The plan would add three chancellors, bringing the total to 55 chancery court judges and remove two circuit judge positions leaving a total of 55. The maps would not go into effect until Jan. 1, 2027, which would give judges time to acclimate to the new boundaries.

Senate Minority Leader Derrick Simmons, D-Greenville, offered an amendment to essentially gut Wiggins’ proposal and leave the districts intact as they’re currently drawn, but the GOP-majority chamber rejected his amendment along partisan lines. 

Simmons said his local judges and district attorneys, located in the majority-Black Delta region, oppose the measure.

“If you talk to your judges and talk to your DAs, they will support maintaining existing districts,” Simmons said. 

Wiggins responded that he changed the districts in the Delta because the area has lost population, while other areas of the state, such as DeSoto County and the coastal counties, have grown. 

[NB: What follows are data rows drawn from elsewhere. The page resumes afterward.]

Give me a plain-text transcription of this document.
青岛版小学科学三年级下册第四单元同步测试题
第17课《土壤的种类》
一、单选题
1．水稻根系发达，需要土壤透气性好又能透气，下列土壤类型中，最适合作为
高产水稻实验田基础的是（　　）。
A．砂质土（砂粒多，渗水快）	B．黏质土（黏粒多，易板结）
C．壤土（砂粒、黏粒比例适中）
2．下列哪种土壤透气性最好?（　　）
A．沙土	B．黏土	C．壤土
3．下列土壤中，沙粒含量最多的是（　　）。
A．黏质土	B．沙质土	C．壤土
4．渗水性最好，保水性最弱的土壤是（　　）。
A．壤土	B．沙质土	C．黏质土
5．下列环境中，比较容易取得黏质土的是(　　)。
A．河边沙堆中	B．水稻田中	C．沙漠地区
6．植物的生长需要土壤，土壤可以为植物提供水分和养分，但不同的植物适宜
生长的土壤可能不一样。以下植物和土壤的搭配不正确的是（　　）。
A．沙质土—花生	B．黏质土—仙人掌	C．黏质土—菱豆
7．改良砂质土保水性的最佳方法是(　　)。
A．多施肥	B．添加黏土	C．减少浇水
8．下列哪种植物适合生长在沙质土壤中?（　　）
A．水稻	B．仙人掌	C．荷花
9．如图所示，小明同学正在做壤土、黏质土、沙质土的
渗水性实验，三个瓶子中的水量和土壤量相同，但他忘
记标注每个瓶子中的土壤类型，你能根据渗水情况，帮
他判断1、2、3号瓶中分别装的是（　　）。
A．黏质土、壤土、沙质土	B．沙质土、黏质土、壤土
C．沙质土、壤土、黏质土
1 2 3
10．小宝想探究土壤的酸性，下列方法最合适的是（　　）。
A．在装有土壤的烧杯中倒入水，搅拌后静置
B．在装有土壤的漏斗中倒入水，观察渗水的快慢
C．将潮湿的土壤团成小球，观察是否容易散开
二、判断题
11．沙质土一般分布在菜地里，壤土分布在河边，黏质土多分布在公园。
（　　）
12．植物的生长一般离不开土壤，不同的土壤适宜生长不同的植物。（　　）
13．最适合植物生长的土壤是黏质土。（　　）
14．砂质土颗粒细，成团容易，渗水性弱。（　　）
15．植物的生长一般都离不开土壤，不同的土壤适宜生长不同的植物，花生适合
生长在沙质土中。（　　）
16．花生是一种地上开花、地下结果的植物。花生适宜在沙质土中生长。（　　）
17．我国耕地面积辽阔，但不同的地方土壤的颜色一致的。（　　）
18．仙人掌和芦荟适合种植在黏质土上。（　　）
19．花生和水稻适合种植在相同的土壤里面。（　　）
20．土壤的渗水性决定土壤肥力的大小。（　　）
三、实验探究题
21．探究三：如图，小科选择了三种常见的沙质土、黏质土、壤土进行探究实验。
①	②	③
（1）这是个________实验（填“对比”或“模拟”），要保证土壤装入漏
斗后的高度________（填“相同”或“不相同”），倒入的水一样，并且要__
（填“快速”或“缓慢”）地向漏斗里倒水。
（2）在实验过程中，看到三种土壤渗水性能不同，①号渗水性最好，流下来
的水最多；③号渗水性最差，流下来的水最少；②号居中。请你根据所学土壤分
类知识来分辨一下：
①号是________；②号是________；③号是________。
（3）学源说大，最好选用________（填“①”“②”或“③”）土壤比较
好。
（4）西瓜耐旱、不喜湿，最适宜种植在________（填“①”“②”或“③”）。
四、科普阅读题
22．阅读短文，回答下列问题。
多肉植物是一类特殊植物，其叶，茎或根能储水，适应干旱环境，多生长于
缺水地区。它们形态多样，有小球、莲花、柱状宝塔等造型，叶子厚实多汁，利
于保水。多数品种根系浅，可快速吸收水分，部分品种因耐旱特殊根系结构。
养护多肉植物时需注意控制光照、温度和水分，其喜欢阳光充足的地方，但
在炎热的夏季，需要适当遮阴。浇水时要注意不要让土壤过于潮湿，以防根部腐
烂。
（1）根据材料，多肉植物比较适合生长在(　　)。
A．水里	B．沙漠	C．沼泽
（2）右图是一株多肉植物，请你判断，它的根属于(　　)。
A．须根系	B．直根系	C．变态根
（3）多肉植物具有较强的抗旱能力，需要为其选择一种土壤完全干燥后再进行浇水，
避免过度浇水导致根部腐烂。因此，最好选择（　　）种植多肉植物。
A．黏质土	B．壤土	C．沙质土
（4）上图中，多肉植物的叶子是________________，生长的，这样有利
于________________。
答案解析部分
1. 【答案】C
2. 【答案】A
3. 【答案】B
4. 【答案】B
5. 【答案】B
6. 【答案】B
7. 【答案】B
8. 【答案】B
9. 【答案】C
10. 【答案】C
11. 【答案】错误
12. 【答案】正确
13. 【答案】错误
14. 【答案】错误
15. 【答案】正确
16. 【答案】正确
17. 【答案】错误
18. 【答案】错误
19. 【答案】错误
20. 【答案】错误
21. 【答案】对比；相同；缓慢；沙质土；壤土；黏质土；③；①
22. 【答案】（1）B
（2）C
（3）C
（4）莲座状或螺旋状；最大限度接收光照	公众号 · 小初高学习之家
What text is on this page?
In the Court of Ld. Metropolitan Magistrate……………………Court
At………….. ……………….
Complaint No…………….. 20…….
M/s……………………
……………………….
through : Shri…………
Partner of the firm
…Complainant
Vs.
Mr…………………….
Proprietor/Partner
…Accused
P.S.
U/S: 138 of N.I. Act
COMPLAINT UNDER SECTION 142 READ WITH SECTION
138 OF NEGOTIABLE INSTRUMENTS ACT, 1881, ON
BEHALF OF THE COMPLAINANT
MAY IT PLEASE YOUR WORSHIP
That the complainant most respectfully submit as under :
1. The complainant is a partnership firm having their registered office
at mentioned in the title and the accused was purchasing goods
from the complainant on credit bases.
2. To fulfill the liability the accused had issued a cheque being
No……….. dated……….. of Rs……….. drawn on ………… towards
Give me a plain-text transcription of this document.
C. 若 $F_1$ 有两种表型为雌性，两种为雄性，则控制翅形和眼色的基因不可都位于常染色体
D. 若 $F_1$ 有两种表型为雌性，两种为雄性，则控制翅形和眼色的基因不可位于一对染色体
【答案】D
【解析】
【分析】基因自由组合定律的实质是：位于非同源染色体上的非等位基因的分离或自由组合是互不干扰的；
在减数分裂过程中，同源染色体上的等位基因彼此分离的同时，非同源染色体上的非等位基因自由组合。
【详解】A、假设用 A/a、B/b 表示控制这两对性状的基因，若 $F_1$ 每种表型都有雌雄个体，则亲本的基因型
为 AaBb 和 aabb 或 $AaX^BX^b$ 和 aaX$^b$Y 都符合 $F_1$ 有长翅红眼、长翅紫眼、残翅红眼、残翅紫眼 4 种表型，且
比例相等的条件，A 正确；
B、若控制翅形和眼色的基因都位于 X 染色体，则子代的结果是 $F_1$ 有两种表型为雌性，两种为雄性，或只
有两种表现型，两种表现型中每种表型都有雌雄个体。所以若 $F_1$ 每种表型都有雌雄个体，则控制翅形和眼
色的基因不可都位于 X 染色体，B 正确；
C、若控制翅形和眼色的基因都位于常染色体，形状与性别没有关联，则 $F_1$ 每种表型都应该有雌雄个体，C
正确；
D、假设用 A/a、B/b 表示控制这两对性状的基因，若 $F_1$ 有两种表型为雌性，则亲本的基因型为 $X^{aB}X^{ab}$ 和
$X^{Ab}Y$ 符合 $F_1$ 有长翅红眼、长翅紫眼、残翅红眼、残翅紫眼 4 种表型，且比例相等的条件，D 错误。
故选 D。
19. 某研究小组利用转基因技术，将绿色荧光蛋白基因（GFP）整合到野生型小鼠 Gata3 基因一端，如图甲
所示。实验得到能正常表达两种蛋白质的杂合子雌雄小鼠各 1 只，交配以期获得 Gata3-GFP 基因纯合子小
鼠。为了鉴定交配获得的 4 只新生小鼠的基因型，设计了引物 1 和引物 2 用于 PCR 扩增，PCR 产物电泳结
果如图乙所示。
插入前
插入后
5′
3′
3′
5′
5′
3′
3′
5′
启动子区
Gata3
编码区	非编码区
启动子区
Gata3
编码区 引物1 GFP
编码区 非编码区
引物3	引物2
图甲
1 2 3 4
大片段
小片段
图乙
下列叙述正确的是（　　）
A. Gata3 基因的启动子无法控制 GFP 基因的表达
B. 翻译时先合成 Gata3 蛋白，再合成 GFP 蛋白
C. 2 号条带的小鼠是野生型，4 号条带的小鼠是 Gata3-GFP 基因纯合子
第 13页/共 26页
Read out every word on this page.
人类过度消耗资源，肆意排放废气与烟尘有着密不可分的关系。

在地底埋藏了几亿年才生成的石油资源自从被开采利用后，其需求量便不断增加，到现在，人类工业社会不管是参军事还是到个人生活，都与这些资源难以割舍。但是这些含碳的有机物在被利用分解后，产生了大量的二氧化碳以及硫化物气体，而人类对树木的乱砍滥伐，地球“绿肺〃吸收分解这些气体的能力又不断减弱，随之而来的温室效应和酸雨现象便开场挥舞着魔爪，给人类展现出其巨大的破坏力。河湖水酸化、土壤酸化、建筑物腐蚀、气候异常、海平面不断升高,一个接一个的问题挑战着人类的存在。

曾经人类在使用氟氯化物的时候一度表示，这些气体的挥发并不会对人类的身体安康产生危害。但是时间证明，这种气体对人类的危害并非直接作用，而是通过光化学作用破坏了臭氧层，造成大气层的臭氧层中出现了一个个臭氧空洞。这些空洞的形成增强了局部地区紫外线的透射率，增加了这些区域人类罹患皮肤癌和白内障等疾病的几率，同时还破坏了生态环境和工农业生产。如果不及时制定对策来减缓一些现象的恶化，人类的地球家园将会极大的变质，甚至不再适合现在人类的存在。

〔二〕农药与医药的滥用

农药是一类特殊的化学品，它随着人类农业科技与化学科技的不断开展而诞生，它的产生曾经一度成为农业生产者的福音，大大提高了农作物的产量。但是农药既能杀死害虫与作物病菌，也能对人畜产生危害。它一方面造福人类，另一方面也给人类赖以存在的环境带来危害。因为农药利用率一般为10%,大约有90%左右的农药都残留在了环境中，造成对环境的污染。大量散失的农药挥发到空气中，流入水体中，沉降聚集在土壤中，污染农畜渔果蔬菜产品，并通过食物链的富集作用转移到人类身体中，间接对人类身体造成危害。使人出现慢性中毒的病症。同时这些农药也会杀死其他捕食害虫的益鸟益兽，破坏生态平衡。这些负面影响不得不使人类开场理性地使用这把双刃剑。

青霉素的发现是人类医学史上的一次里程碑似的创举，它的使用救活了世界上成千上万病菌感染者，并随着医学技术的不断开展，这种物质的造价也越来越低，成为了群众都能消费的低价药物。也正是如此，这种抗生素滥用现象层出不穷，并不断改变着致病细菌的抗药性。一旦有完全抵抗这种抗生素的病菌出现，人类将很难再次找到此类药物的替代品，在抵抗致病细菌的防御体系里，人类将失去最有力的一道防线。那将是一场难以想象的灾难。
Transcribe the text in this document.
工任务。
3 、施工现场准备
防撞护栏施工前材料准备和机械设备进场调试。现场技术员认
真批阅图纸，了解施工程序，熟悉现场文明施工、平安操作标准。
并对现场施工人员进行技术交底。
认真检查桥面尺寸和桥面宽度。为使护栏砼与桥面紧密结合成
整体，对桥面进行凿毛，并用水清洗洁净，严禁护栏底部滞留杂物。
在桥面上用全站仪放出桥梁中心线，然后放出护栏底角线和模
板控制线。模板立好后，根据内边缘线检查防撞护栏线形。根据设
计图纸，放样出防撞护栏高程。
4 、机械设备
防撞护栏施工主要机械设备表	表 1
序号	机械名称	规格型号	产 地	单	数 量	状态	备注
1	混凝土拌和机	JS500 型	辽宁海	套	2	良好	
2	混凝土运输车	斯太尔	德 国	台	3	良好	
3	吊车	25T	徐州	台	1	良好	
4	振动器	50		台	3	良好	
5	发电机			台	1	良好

Sen. Angela Turner Ford, a Democrat from West Point, also offered an amendment to change the judicial district that Webster County would be placed in, but the Senate, mostly along party lines, also rejected her amendment. 

Some senators, however, were able to convince Wiggins to tweak the proposal from his initial plan that he introduced in a committee meeting last week. 

Wiggins’ initial plan, for example, removed northeastern Mississippi’s Monroe County from the 1st circuit and chancery districts and placed it into a neighboring district because the district’s judges have a higher active caseload than other districts in the state. 

But all four chancellors and all four circuit judges in the 1st district, nearly every county board of supervisors in the district and the area Community Development Foundation wrote a letter to Democratic Sen. Hob Bryan of Amory opposing the plan to remove Monroe County from the district. 

Bryan, the chamber’s longest-serving member, said the overwhelming majority of elected officials, attorneys, and community leaders asked the Senate to leave the district unchanged and  to “please leave us alone.” 

“If our judges are overworked, we’re happy being overworked,” Bryan said. “But I don’t think we are overworked.” 

Wiggins told reporters after the bill’s passage that he ultimately agreed to Bryan’s request after talking with lawmakers from the area and hearing there was local opposition to the plan, though he still believes the Legislature has an obligation to approach redistricting with a “statewide” mindset. 

Wiggins’ plan is several steps away from becoming law.

He introduced the proposal in a House bill, so the measure will go back to the GOP-majority House for consideration. The Jackson County lawmaker told reporters after the vote that a final redistricting map will be hammered out with House leaders in a conference committee. 

House Judiciary B Chairman Kevin Horan, a Republican from Grenada who is the main House negotiator on judicial redistricting, told Mississippi Today that he intends to release his own proposal, but does not yet have a timeline for when he intends to unveil the plan.  

“I hope to get a plan out by the end of the session,” Horan said. 

State law mandates the process be completed by the fifth year after the U.S. Census is administered. The last census was performed in 2020, meaning the Legislature’s deadline is 2025. 

If the Legislature does not redraw the districts by the deadline, state law requires the chief justice of the state Supreme Court to modify the districts.

Chancery court, commonly called a “court of equity,” deals with estate, custody, and constitutional issues while circuit courts primarily deal with major civil and criminal cases.